Through her Genius Break Project (a partnership between CWB, YogaMedco, and the Josh Gibson Foundation), Carmack trains peer mentors to bring mindful movement into schools. Carmack developed a distinctive yoga method that helps people strengthen their resilience and compassion while strengthening their bodies. “I started putting meaningful themes (cues) into the workout so that each session was as much about expressing yourself through movement (like a dance) to become mentally stronger, as it was about getting stronger physically,” she said.
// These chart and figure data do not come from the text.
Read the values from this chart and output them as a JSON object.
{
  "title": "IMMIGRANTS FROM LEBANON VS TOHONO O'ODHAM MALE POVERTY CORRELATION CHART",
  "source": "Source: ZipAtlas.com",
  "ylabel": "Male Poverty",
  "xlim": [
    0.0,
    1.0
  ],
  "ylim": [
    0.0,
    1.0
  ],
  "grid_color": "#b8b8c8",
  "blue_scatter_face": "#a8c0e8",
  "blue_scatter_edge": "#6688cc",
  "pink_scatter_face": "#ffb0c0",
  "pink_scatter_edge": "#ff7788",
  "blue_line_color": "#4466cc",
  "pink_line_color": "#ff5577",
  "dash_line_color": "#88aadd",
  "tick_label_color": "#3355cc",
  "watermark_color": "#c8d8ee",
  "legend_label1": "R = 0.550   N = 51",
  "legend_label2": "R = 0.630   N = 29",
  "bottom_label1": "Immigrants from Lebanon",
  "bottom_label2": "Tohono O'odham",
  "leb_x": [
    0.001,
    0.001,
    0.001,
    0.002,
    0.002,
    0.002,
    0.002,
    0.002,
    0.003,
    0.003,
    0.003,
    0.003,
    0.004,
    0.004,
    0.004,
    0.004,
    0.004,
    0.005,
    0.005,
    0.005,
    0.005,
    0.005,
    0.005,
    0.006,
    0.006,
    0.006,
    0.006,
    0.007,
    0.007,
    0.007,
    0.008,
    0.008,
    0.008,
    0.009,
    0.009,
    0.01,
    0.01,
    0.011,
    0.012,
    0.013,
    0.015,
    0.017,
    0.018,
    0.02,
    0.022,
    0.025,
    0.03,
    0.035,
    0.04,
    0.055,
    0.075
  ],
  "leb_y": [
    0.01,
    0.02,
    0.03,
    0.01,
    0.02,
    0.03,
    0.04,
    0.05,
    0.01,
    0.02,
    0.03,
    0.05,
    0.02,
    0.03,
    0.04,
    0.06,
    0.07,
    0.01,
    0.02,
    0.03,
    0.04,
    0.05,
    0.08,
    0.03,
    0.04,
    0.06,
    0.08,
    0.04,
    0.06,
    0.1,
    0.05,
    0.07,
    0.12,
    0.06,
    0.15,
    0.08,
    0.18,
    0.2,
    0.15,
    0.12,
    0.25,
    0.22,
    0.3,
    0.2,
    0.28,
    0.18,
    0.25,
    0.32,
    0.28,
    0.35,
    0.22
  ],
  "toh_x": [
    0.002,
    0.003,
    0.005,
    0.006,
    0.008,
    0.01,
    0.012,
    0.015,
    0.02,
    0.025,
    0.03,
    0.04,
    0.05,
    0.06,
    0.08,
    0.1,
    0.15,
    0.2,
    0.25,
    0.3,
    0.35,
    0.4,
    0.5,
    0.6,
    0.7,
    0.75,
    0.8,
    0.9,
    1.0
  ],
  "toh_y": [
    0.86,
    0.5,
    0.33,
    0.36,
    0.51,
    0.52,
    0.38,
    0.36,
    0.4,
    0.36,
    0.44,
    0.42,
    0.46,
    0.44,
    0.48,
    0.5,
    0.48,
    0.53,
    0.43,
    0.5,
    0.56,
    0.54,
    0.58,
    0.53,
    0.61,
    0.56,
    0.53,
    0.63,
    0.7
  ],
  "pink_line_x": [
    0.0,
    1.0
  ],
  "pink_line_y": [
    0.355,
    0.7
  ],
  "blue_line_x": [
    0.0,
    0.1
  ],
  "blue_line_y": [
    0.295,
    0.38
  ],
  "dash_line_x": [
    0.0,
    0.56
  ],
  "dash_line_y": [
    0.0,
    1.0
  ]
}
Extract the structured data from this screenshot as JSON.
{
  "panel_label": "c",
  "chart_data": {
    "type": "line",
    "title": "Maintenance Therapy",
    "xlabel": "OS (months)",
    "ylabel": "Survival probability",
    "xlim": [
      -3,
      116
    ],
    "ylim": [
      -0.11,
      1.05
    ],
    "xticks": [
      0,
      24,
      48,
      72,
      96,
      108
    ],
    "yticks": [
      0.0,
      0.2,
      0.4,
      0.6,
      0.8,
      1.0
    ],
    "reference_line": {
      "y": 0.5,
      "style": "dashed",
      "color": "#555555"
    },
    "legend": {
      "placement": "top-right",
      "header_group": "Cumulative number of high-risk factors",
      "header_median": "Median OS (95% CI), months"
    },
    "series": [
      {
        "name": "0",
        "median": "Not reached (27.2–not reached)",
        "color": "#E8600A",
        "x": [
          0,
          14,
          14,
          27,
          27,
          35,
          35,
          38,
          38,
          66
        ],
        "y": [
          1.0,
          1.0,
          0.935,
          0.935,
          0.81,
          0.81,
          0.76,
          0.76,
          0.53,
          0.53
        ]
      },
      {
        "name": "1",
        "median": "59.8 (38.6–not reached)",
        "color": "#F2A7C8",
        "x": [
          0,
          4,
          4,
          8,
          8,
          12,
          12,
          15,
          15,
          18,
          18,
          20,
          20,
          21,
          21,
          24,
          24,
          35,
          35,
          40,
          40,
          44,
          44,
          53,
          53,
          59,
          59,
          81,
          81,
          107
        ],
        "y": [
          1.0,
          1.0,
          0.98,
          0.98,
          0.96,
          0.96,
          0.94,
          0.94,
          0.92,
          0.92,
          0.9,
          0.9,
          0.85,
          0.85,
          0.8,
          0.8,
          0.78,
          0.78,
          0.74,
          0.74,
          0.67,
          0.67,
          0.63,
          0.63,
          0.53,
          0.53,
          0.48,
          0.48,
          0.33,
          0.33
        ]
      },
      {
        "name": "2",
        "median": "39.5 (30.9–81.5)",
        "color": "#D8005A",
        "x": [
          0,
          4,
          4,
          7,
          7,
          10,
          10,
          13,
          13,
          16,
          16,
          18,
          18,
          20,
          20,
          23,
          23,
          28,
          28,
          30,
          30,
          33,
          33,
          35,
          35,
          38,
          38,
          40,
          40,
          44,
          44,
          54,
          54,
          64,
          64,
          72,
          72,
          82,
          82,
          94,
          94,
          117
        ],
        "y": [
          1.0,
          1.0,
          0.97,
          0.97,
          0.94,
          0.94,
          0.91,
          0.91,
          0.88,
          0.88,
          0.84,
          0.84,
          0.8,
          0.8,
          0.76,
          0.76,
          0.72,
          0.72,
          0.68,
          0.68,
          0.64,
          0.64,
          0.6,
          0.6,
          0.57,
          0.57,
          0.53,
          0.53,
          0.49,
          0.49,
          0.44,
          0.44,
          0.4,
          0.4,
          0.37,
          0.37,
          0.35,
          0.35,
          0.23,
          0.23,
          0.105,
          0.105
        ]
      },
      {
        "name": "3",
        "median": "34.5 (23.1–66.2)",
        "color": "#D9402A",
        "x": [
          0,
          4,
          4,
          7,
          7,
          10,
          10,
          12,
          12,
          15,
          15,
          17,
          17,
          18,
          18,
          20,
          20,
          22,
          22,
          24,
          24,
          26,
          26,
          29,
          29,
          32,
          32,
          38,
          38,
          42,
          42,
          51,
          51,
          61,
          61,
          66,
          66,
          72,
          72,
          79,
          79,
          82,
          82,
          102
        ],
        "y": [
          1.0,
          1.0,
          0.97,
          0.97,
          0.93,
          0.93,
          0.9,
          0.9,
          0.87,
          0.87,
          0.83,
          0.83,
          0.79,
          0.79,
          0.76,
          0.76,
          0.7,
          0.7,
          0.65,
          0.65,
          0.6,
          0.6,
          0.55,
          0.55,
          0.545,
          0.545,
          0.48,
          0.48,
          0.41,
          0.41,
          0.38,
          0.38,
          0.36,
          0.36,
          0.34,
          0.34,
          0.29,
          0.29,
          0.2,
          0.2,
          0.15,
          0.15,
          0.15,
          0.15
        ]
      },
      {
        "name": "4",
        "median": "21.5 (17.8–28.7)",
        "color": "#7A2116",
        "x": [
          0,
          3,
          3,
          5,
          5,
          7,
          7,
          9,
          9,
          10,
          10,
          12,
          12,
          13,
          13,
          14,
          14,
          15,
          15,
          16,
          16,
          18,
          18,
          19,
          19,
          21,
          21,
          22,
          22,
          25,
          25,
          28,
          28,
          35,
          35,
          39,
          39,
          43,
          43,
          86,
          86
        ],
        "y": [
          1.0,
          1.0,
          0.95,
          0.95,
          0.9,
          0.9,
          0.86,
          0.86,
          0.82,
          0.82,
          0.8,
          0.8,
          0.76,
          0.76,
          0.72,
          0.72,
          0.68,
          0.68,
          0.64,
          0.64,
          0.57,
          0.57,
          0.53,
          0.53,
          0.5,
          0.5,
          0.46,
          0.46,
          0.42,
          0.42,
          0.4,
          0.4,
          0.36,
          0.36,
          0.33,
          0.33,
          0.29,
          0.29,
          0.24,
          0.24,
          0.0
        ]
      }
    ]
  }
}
Carmack describes that method in her best-selling book Genius Breaks.
Carmack’s research and practice as a wellness coach reveals the importance of coaching to help people achieve their personal and professional goals. “Every time I get to show up to support someone on their journey, I consider it both a sacred gift and a scientific opportunity,” she said. “It doesn’t matter if they are a 4-star general, a celebrity, a physician-scientist, a CEO, a government agency team, a fellow mom down the street or a student right here at Mason – and I have been honored to coach them all. Whoever they are in the outside world, they are a vulnerable human in their inside world, making a very brave decision to admit they need help and ask for it – whether they need to get their well-being from surviving to managing or from managing to thriving. So, what I love about the process is that I then get to meet them in that vulnerability with the opportunity that this moment is also the moment they get to discover the power they have within themselves, that is currently covered up by whatever dilemmas they are facing in their lives. I get to be their thought partner, giving them a chance to talk their thoughts out loud so they can see them, sort them, and then decide which thoughts stay, which thoughts go, and what that means for their next steps in their lives. I get to encourage them to be kind to themselves in the ways they communicate with themselves – to practice self-compassion – so they can build resiliency and improve the ways they communicate in the world. And the best part is that throughout this process they get to own it all – the decisions, the choices, the changes. That means 100 percent of the joy of knowing THEY did it, whatever it is, is theirs! I just get to be there to ask them questions that get them back to the remembering of who they are, and sometimes (as part of this process) to lead them in some mindfulness or movement to help them to get out of their head and into their heart so they can get back to the world feeling more integrated and whole. It is different every time, and it is beautiful every time. And yet the joy I get to experience in the witnessing never disappoints.”
Coaching has also changed the way Carmack teaches. “I no longer think of myself as some kind of human textbook that has arms and legs and is there to disseminate information,” she said. “I am a facilitator of learning. So, when a student comes to me with a curiosity, I love asking (not telling) them what they could think about next. The world has too many 'shoulds'. I like the 'coulds' a whole lot better.”